Leveraging orthographic information to improve machine translation of under-resourced languages
Asoka Chakravarthi, Bharathi Raja
MetadataShow full item record
This item's downloads: 11078 (view details)
This thesis describes our improvement of word sense translation for under-resourced languages utilizing orthographic information with a particular focus on creating resources using machine translation. The first target of this thesis is cleaning the noisy corpus in the form of code-mixed content at word-level based on orthographic information to improve machine translation quality. Our results indicate that the proposed removing of code-mixed text based on orthography results in improvement for Dravidian languages. We then turn our interest to the usage of training data from closely-related languages. While languages within the same language family share many properties, many under-resourced languages are written in their own native script, which makes taking advantage of these language similarities difficult. We propose to alleviate the problem of different scripts by transcribing the native script into a common representation such as the Latin script or the International Phonetic Alphabet (IPA). We also show that our method could aid the creation or improvement of wordnets for under-resourced languages using machine translation.
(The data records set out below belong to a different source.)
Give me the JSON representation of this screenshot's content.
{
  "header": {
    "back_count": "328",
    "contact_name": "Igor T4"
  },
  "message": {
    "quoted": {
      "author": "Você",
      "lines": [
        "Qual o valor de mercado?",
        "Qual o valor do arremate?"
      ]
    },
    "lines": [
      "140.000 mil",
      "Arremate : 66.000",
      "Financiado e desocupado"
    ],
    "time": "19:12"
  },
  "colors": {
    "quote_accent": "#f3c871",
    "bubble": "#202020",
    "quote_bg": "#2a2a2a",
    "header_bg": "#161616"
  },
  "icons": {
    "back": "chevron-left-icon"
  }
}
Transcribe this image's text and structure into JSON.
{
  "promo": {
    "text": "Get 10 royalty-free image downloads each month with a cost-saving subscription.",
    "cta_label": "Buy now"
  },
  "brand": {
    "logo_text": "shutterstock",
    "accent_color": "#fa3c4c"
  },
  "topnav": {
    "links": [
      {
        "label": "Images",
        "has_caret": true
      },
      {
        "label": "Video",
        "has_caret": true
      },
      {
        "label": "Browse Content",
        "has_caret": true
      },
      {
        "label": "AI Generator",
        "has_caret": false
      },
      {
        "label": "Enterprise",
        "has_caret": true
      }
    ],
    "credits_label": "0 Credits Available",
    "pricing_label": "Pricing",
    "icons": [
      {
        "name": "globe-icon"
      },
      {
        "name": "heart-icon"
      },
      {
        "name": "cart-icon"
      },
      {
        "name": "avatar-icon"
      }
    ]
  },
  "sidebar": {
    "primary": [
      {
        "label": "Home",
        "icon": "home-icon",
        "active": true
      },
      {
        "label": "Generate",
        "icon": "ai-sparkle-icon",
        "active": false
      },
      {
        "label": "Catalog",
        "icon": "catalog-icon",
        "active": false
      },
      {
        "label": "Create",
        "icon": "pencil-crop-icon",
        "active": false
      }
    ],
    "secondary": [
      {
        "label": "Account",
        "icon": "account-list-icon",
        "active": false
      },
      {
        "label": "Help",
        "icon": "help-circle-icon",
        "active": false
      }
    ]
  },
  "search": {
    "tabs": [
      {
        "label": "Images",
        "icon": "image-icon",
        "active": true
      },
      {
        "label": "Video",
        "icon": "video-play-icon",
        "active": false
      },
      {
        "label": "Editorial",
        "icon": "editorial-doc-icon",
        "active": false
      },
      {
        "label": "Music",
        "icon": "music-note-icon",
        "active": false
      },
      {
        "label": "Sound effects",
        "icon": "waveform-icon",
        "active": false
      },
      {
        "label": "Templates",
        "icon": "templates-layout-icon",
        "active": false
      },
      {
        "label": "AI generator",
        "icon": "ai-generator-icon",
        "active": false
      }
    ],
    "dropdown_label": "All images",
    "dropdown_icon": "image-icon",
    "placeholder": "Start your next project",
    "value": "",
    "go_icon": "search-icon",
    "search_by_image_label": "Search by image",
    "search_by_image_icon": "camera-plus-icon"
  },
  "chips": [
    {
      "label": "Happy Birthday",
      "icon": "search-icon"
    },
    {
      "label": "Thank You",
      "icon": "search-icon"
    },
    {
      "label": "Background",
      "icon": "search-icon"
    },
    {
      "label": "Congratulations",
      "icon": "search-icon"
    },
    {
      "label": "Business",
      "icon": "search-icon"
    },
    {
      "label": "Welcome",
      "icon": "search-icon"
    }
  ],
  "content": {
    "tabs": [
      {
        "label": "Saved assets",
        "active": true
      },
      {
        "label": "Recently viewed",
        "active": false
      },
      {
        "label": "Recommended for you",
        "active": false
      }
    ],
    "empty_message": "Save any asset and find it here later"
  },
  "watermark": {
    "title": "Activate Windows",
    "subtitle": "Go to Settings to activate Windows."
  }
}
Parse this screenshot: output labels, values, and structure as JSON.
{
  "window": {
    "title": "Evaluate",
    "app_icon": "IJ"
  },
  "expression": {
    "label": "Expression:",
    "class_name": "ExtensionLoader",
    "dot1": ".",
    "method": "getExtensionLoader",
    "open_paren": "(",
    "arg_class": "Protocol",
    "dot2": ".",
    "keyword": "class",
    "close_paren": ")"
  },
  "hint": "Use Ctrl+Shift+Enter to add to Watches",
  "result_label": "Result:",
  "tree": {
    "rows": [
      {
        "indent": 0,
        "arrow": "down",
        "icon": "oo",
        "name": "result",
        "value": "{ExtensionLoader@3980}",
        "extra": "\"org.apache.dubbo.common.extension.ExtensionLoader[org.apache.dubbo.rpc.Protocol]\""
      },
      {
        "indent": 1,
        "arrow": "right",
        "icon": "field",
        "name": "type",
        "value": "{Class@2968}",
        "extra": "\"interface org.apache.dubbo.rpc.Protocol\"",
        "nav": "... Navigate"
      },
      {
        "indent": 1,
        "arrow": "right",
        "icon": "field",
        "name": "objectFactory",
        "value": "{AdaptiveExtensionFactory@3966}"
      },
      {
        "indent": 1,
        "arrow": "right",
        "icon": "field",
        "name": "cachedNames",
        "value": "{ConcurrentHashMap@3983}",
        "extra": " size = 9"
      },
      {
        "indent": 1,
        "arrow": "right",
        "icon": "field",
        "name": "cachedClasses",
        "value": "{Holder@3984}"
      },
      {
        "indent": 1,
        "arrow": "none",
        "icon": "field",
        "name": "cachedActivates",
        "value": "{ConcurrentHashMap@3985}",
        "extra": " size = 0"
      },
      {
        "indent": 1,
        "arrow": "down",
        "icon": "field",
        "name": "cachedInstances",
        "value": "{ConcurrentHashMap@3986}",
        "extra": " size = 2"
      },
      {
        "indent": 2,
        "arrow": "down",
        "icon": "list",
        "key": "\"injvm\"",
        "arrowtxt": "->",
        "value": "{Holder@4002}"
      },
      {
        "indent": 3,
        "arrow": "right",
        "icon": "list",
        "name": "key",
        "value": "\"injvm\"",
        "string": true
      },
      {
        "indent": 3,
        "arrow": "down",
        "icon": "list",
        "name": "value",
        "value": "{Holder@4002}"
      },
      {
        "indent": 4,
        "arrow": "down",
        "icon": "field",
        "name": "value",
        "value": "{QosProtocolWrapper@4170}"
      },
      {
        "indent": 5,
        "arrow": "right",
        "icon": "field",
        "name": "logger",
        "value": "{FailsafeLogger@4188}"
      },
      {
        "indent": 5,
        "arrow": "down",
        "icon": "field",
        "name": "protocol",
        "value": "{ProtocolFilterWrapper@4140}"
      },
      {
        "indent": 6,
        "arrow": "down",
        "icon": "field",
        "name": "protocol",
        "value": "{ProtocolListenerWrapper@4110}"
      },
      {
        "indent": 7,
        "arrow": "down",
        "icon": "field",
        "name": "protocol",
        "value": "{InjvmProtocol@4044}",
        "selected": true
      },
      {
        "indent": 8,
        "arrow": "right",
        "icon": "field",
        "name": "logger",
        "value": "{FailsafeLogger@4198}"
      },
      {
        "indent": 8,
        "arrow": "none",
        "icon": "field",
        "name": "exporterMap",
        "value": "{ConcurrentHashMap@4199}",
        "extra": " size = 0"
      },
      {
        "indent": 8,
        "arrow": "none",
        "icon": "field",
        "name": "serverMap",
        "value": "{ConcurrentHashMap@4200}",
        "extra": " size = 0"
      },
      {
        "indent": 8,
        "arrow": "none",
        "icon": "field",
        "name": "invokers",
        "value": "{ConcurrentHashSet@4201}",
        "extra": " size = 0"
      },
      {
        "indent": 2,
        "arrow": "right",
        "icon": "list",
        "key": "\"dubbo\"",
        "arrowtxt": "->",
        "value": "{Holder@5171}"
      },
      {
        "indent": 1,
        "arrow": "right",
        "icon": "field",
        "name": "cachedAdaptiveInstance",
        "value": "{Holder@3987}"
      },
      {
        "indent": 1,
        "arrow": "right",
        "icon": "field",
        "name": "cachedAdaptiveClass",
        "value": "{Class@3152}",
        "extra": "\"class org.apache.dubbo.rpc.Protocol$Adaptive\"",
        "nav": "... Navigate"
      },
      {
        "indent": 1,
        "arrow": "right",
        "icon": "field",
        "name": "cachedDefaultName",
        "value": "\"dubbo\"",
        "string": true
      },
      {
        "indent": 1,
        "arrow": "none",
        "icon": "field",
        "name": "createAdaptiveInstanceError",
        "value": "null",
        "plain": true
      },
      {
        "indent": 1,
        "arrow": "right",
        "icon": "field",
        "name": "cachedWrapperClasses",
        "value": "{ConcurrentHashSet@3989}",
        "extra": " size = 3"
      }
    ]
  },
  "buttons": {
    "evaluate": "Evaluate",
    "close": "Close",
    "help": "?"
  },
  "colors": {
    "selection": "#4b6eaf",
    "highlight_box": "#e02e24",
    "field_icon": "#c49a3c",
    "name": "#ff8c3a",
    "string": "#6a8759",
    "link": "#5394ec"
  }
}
Further, we investigate bilingual lexicon induction using pre-trained monolingual word embeddings and orthographic information. We use existing resources such as IndoWordNet entries as a seed dictionary and test set for the under-resourced Dravidian languages. To take advantage of orthographic information, we propose to bring the related languages into a single script before creating word embeddings, and use the longest common subsequence to take advantage of cognate information. Our methods for under-resourced word sense translation of Dravidian languages outperformed state-of-the art systems in terms of both automatic and manual evaluation.